12.01.08
Empire of Depression
Tomdispatch.com
December 1, 2008
Tomgram: Steve Fraser, Empire of Depression
If you want to catch something of the fears and hopes of Americans right now, go to News.Google.com and try searching for a few words. For instance, put in “FDR” — the well-known initials of the man who was president four times and took America through the Great Depression and all but the last months of World War II — and endless screens of references pop up.

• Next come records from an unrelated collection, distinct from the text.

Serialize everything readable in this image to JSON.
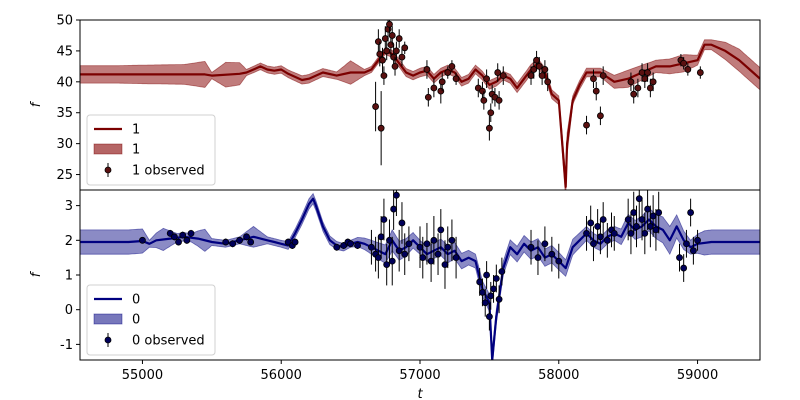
{
  "xlabel": "t",
  "xlim": [
    54550,
    59450
  ],
  "xticks": [
    55000,
    56000,
    57000,
    58000,
    59000
  ],
  "chart_data": [
    {
      "type": "line",
      "panel": "top",
      "ylabel": "f",
      "ylim": [
        22.5,
        50
      ],
      "yticks": [
        25,
        30,
        35,
        40,
        45,
        50
      ],
      "line_color": "#7b0000",
      "band_color": "#b56565",
      "point_color": "#5a1010",
      "legend": {
        "placement": "lower-left",
        "line_label": "1",
        "band_label": "1",
        "points_label": "1 observed"
      },
      "mean_x": [
        54550,
        54800,
        55100,
        55450,
        55500,
        55700,
        55750,
        55800,
        55850,
        55900,
        55950,
        56000,
        56050,
        56100,
        56150,
        56200,
        56300,
        56400,
        56500,
        56600,
        56650,
        56700,
        56750,
        56800,
        56850,
        56900,
        56950,
        57000,
        57050,
        57100,
        57150,
        57200,
        57250,
        57300,
        57350,
        57400,
        57450,
        57500,
        57550,
        57600,
        57650,
        57700,
        57750,
        57800,
        57850,
        57900,
        57950,
        58000,
        58050,
        58060,
        58100,
        58150,
        58200,
        58300,
        58400,
        58500,
        58600,
        58700,
        58800,
        58900,
        59000,
        59050,
        59100,
        59200,
        59300,
        59400,
        59450
      ],
      "mean_y": [
        41.2,
        41.2,
        41.2,
        41.2,
        41.0,
        41.3,
        41.5,
        42.0,
        42.5,
        42.0,
        41.8,
        42.0,
        41.3,
        40.8,
        40.3,
        40.5,
        41.5,
        41.0,
        41.5,
        41.5,
        42.0,
        43.5,
        45.0,
        44.5,
        43.0,
        41.5,
        41.0,
        41.5,
        41.8,
        40.5,
        41.5,
        42.0,
        41.5,
        40.0,
        40.5,
        42.0,
        41.0,
        39.5,
        40.0,
        41.0,
        40.5,
        39.0,
        40.5,
        42.0,
        43.0,
        41.5,
        38.0,
        37.0,
        23.0,
        30.0,
        37.0,
        39.5,
        41.5,
        41.5,
        40.0,
        40.5,
        41.5,
        42.5,
        42.5,
        43.0,
        43.5,
        46.0,
        46.0,
        45.0,
        43.5,
        41.5,
        40.5
      ],
      "band_x": [
        54550,
        54800,
        55000,
        55300,
        55450,
        55500,
        55600,
        55700,
        55750,
        56000,
        56200,
        56400,
        56500,
        56600,
        56700,
        56800,
        57000,
        57200,
        57400,
        57600,
        57800,
        58000,
        58050,
        58100,
        58300,
        58500,
        58700,
        58900,
        59000,
        59100,
        59200,
        59300,
        59450
      ],
      "band_half": [
        1.4,
        1.4,
        1.5,
        1.6,
        2.1,
        0.5,
        2.0,
        1.8,
        0.5,
        0.6,
        0.7,
        0.6,
        1.9,
        0.5,
        0.5,
        0.6,
        0.7,
        0.7,
        0.7,
        0.7,
        0.8,
        0.7,
        2.0,
        0.7,
        0.7,
        1.4,
        1.0,
        1.4,
        0.8,
        0.8,
        1.4,
        1.8,
        1.8
      ],
      "points": [
        [
          56680,
          36.0,
          4.0
        ],
        [
          56700,
          46.5,
          2.0
        ],
        [
          56710,
          44.5,
          2.0
        ],
        [
          56720,
          32.5,
          6.0
        ],
        [
          56730,
          43.5,
          2.0
        ],
        [
          56740,
          41.0,
          1.5
        ],
        [
          56750,
          47.0,
          2.0
        ],
        [
          56760,
          45.0,
          1.5
        ],
        [
          56770,
          48.5,
          2.0
        ],
        [
          56780,
          49.3,
          1.5
        ],
        [
          56790,
          46.0,
          2.0
        ],
        [
          56800,
          47.5,
          1.5
        ],
        [
          56810,
          44.0,
          2.0
        ],
        [
          56820,
          42.5,
          1.5
        ],
        [
          56830,
          45.0,
          1.5
        ],
        [
          56850,
          47.0,
          1.5
        ],
        [
          56870,
          44.0,
          1.5
        ],
        [
          56890,
          45.5,
          1.0
        ],
        [
          57050,
          42.0,
          1.5
        ],
        [
          57060,
          37.5,
          1.5
        ],
        [
          57100,
          39.0,
          1.5
        ],
        [
          57150,
          38.5,
          2.0
        ],
        [
          57160,
          40.0,
          1.5
        ],
        [
          57200,
          41.5,
          1.0
        ],
        [
          57230,
          42.5,
          1.0
        ],
        [
          57260,
          40.5,
          1.0
        ],
        [
          57420,
          39.0,
          1.5
        ],
        [
          57450,
          38.5,
          1.5
        ],
        [
          57460,
          37.0,
          1.5
        ],
        [
          57480,
          40.5,
          1.5
        ],
        [
          57500,
          32.5,
          2.0
        ],
        [
          57510,
          35.0,
          1.5
        ],
        [
          57520,
          38.0,
          1.5
        ],
        [
          57540,
          37.5,
          1.5
        ],
        [
          57560,
          41.5,
          1.5
        ],
        [
          57570,
          37.0,
          1.5
        ],
        [
          57600,
          41.0,
          1.5
        ],
        [
          57800,
          41.0,
          1.5
        ],
        [
          57820,
          42.0,
          1.5
        ],
        [
          57840,
          43.5,
          1.5
        ],
        [
          57860,
          42.5,
          1.5
        ],
        [
          57880,
          41.0,
          1.5
        ],
        [
          57900,
          42.0,
          1.5
        ],
        [
          57920,
          40.0,
          1.5
        ],
        [
          58200,
          33.0,
          1.5
        ],
        [
          58250,
          40.5,
          1.5
        ],
        [
          58270,
          38.5,
          1.5
        ],
        [
          58300,
          34.5,
          1.5
        ],
        [
          58320,
          41.0,
          1.5
        ],
        [
          58520,
          40.0,
          1.5
        ],
        [
          58540,
          38.0,
          1.5
        ],
        [
          58570,
          39.0,
          1.5
        ],
        [
          58600,
          41.5,
          1.5
        ],
        [
          58620,
          40.5,
          1.5
        ],
        [
          58640,
          41.5,
          1.5
        ],
        [
          58660,
          39.0,
          1.5
        ],
        [
          58680,
          40.0,
          1.5
        ],
        [
          58880,
          43.5,
          1.0
        ],
        [
          58900,
          43.0,
          1.0
        ],
        [
          58930,
          42.0,
          1.0
        ],
        [
          59020,
          41.5,
          1.0
        ]
      ]
    },
    {
      "type": "line",
      "panel": "bottom",
      "ylabel": "f",
      "ylim": [
        -1.45,
        3.45
      ],
      "yticks": [
        -1,
        0,
        1,
        2,
        3
      ],
      "line_color": "#000080",
      "band_color": "#7777bb",
      "point_color": "#00005a",
      "legend": {
        "placement": "lower-left",
        "line_label": "0",
        "band_label": "0",
        "points_label": "0 observed"
      },
      "mean_x": [
        54550,
        54900,
        55000,
        55050,
        55100,
        55200,
        55300,
        55400,
        55500,
        55600,
        55700,
        55800,
        55900,
        55950,
        56000,
        56050,
        56100,
        56150,
        56200,
        56230,
        56250,
        56300,
        56350,
        56400,
        56450,
        56500,
        56550,
        56600,
        56650,
        56700,
        56750,
        56800,
        56850,
        56900,
        56950,
        57000,
        57050,
        57100,
        57150,
        57200,
        57250,
        57300,
        57350,
        57400,
        57450,
        57500,
        57520,
        57550,
        57600,
        57650,
        57700,
        57750,
        57800,
        57850,
        57900,
        57950,
        58000,
        58050,
        58100,
        58150,
        58200,
        58250,
        58300,
        58350,
        58400,
        58450,
        58500,
        58550,
        58600,
        58650,
        58700,
        58750,
        58800,
        58850,
        58900,
        58950,
        59000,
        59100,
        59200,
        59300,
        59450
      ],
      "mean_y": [
        1.95,
        1.95,
        1.98,
        1.9,
        2.0,
        2.05,
        2.1,
        2.05,
        1.95,
        1.9,
        2.0,
        2.1,
        2.0,
        1.95,
        1.9,
        1.85,
        2.2,
        2.6,
        3.05,
        3.2,
        3.0,
        2.4,
        2.0,
        1.85,
        1.8,
        1.9,
        1.95,
        1.9,
        1.8,
        1.7,
        1.6,
        2.0,
        1.7,
        1.8,
        2.0,
        1.8,
        1.6,
        1.7,
        1.8,
        1.6,
        1.7,
        1.4,
        1.5,
        1.4,
        0.6,
        0.2,
        -1.45,
        -0.2,
        1.2,
        1.8,
        1.6,
        1.9,
        1.7,
        1.8,
        1.5,
        1.6,
        1.4,
        1.2,
        1.8,
        2.0,
        2.2,
        2.0,
        1.9,
        2.1,
        2.2,
        2.1,
        2.5,
        2.3,
        2.4,
        2.6,
        2.4,
        2.3,
        2.0,
        2.4,
        2.0,
        1.8,
        1.9,
        1.95,
        1.95,
        1.95,
        1.95
      ],
      "band_x": [
        54550,
        54900,
        55000,
        55050,
        55150,
        55250,
        55350,
        55450,
        55500,
        55700,
        55800,
        55900,
        56000,
        56200,
        56500,
        56800,
        57000,
        57200,
        57400,
        57500,
        57550,
        57600,
        57800,
        58000,
        58200,
        58400,
        58600,
        58800,
        58950,
        59050,
        59200,
        59450
      ],
      "band_half": [
        0.35,
        0.35,
        0.35,
        0.1,
        0.32,
        0.12,
        0.12,
        0.32,
        0.1,
        0.1,
        0.3,
        0.1,
        0.1,
        0.15,
        0.1,
        0.3,
        0.2,
        0.25,
        0.2,
        0.25,
        0.2,
        0.2,
        0.25,
        0.25,
        0.2,
        0.2,
        0.3,
        0.4,
        0.2,
        0.35,
        0.35,
        0.35
      ],
      "points": [
        [
          55000,
          2.0,
          0.08
        ],
        [
          55200,
          2.2,
          0.1
        ],
        [
          55230,
          2.1,
          0.1
        ],
        [
          55260,
          1.95,
          0.1
        ],
        [
          55290,
          2.15,
          0.1
        ],
        [
          55320,
          2.0,
          0.1
        ],
        [
          55350,
          2.2,
          0.1
        ],
        [
          55600,
          1.95,
          0.1
        ],
        [
          55650,
          1.9,
          0.1
        ],
        [
          55700,
          2.0,
          0.1
        ],
        [
          55750,
          2.1,
          0.1
        ],
        [
          55780,
          1.95,
          0.1
        ],
        [
          56050,
          1.95,
          0.1
        ],
        [
          56080,
          1.85,
          0.1
        ],
        [
          56100,
          1.95,
          0.1
        ],
        [
          56400,
          1.8,
          0.1
        ],
        [
          56450,
          1.85,
          0.1
        ],
        [
          56480,
          1.95,
          0.1
        ],
        [
          56500,
          1.9,
          0.1
        ],
        [
          56550,
          1.85,
          0.1
        ],
        [
          56650,
          1.8,
          0.5
        ],
        [
          56680,
          1.6,
          0.5
        ],
        [
          56700,
          1.5,
          0.6
        ],
        [
          56720,
          2.1,
          0.6
        ],
        [
          56740,
          2.6,
          0.6
        ],
        [
          56760,
          1.3,
          0.6
        ],
        [
          56780,
          2.0,
          0.6
        ],
        [
          56800,
          1.4,
          0.7
        ],
        [
          56810,
          2.9,
          0.6
        ],
        [
          56830,
          3.3,
          0.6
        ],
        [
          56850,
          1.7,
          0.6
        ],
        [
          56870,
          2.5,
          0.6
        ],
        [
          56890,
          1.6,
          0.6
        ],
        [
          56920,
          1.9,
          0.5
        ],
        [
          57000,
          1.8,
          0.6
        ],
        [
          57020,
          1.5,
          0.6
        ],
        [
          57050,
          1.9,
          0.6
        ],
        [
          57080,
          1.4,
          0.6
        ],
        [
          57100,
          2.0,
          0.7
        ],
        [
          57130,
          1.6,
          0.6
        ],
        [
          57150,
          2.3,
          0.6
        ],
        [
          57180,
          1.3,
          0.7
        ],
        [
          57200,
          1.8,
          0.6
        ],
        [
          57230,
          2.0,
          0.6
        ],
        [
          57260,
          1.5,
          0.6
        ],
        [
          57430,
          0.8,
          0.4
        ],
        [
          57450,
          0.5,
          0.4
        ],
        [
          57470,
          0.2,
          0.4
        ],
        [
          57480,
          1.0,
          0.4
        ],
        [
          57500,
          -0.2,
          0.4
        ],
        [
          57510,
          0.4,
          0.4
        ],
        [
          57530,
          0.6,
          0.4
        ],
        [
          57550,
          0.9,
          0.4
        ],
        [
          57570,
          0.3,
          0.4
        ],
        [
          57590,
          1.1,
          0.4
        ],
        [
          57800,
          1.8,
          0.5
        ],
        [
          57850,
          1.5,
          0.5
        ],
        [
          57900,
          1.9,
          0.5
        ],
        [
          57950,
          1.6,
          0.5
        ],
        [
          58000,
          1.4,
          0.5
        ],
        [
          58200,
          2.2,
          0.5
        ],
        [
          58230,
          2.5,
          0.5
        ],
        [
          58250,
          1.9,
          0.5
        ],
        [
          58280,
          2.4,
          0.5
        ],
        [
          58300,
          2.1,
          0.5
        ],
        [
          58320,
          2.6,
          0.5
        ],
        [
          58350,
          2.0,
          0.5
        ],
        [
          58380,
          2.3,
          0.5
        ],
        [
          58400,
          2.2,
          0.5
        ],
        [
          58500,
          2.6,
          0.6
        ],
        [
          58520,
          2.2,
          0.6
        ],
        [
          58540,
          2.8,
          0.6
        ],
        [
          58560,
          2.4,
          0.6
        ],
        [
          58580,
          3.2,
          0.6
        ],
        [
          58600,
          2.6,
          0.6
        ],
        [
          58620,
          2.2,
          0.6
        ],
        [
          58640,
          2.9,
          0.6
        ],
        [
          58660,
          2.4,
          0.6
        ],
        [
          58680,
          2.7,
          0.6
        ],
        [
          58700,
          2.3,
          0.6
        ],
        [
          58720,
          2.8,
          0.6
        ],
        [
          58870,
          1.5,
          0.4
        ],
        [
          58900,
          1.2,
          0.4
        ],
        [
          58920,
          1.9,
          0.4
        ],
        [
          58950,
          2.8,
          0.4
        ],
        [
          58970,
          1.7,
          0.4
        ],
        [
          59000,
          2.0,
          0.3
        ]
      ]
    }
  ]
}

The Nation and the National Review have both devoted space to him. Paul Krugman and George Will both thought this was the moment to focus on him. Checking out the headlines you might think that the intervening sixty-four years since his death had simply vanished: (”Will FDR Inspire Obama?” “Obama’s jobs plan could echo FDR’s,” “Clinton’s potential pitfalls seen in FDR’s secretary of State,” Channeling FDR,” “FDR saved capitalism — now it’s Obama’s turn,” and so on); headlines galore, not to speak of that Time Magazine “Obama as FDR?” cover.
Or, if you have another moment, try “the New Deal,” or even the 2008 Obama version of the same,”the new New Deal”; or, if you really want to get a sense of the moment, try “since the Great Depression,” which now seems to be embedded in any article about the present economic situation — as in the “worst crisis since the Great Depression,” or “the worst economic downturn since the Great Depression,” or even “the most severe credit crunch since the Great Depression.” It’s a phrase that hovers between horror and euphemism, between the urge to invoke the word “depression” for our moment and an almost superstitious fear of doing so.
Historian Steve Fraser, author of Wall Street: America’s Dream Palace, has been writing at TomDispatch about both the Great Depression and the possibility of a modern version of the same for some time. Now, he returns to the dawn of the Rooseveltian era to offer a unique and telling comparison — between FDR’s expansive, experimental “brain trust” and Obama’s new “team of rivals.” In his usual fashion, he raises the truly pregnant question: What kind of new administration could actually get beyond Roosevelt’s era as well as our own staggering disaster, leaving “the bailout state” behind us? Tom
Beyond the Bailout State
Roosevelt’s Brain Trust vs Obama’s Brainiacs
By Steve Fraser
On a December day in 1932, with the country prostrate under the weight of the Great Depression, ex-president Calvin Coolidge — who had presided over the reckless stock market boom of the Jazz Age Twenties (and famously declaimed that “the business of America is business”) — confided to a friend: “We are in a new era to which I do not belong.” He punctuated those words, a few weeks later, by dying.
A similar premonition grips the popular imagination today. A new era beckons. No person has been more responsible for arousing that expectation than President-elect Barack Obama. From beginning to end, his presidential campaign was born aloft by invocations of the “fierce urgency of now,” by “change we can believe in,” by “yes, we can!” and by the obvious significance of his race and generation. Not surprisingly then, as the gravity of the national economic calamity has become terrifyingly clearer, yearnings for salvation have attached themselves ever more firmly to the incoming administration.